Implementation Challenges
Each option presents unique implementation challenges. For example, establishing Medicaid spending caps would require complex formulas and careful consideration of state-specific circumstances. Implementation would take years and with the mid-term elections two years away and the potential for a new presidential administration in four years, the market impact may be muted. Changes to Medicare Advantage payments would need to balance cost savings with maintaining program stability and beneficiary access to care—this is the area most interesting to watch in my opinion.

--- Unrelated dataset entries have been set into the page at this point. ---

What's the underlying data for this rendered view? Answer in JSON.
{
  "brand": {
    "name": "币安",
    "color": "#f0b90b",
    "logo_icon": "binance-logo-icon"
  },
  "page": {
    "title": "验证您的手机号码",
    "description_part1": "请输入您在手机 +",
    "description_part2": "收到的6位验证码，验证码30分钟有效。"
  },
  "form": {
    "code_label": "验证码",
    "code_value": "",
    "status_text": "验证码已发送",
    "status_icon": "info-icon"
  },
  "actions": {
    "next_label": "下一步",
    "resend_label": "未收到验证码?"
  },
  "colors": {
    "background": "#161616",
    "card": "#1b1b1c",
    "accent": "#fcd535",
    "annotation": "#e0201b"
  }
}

Many options would face significant political resistance from affected stakeholders, including health care providers, insurers, beneficiaries, and state governments. The technical complexity of health care payment systems also presents administrative challenges for implementing reforms. The Washington, D.C. health lobbying and trade association complex comprised of major stakeholders such as the American Hospital Association, the American Medical Association, and America’s Health Insurance Plans is likely to resist major spending changes to federal health programs.
Conclusion
The CBO's analysis provides policymakers with a range of options for reducing healthcare-related federal spending. These options vary in their potential savings, complexity of implementation, and impact on stakeholders. While some options could generate substantial savings, they would require careful consideration of their effects on healthcare access, quality, and affordability.
As policymakers debate ways to address the federal deficit, these healthcare-related options will likely play a central role in discussions. The challenge lies in balancing fiscal responsibility with maintaining appropriate access to healthcare services for beneficiaries of federal health programs.
The range of options presented by the CBO demonstrates that multiple approaches exist for reducing health care-related federal spending. However, the political feasibility and potential consequences of each option must be carefully weighed against the projected savings. As health care costs continue to grow as a share of federal spending, these options provide important starting points for policy discussions about fiscal sustainability and health care system reform.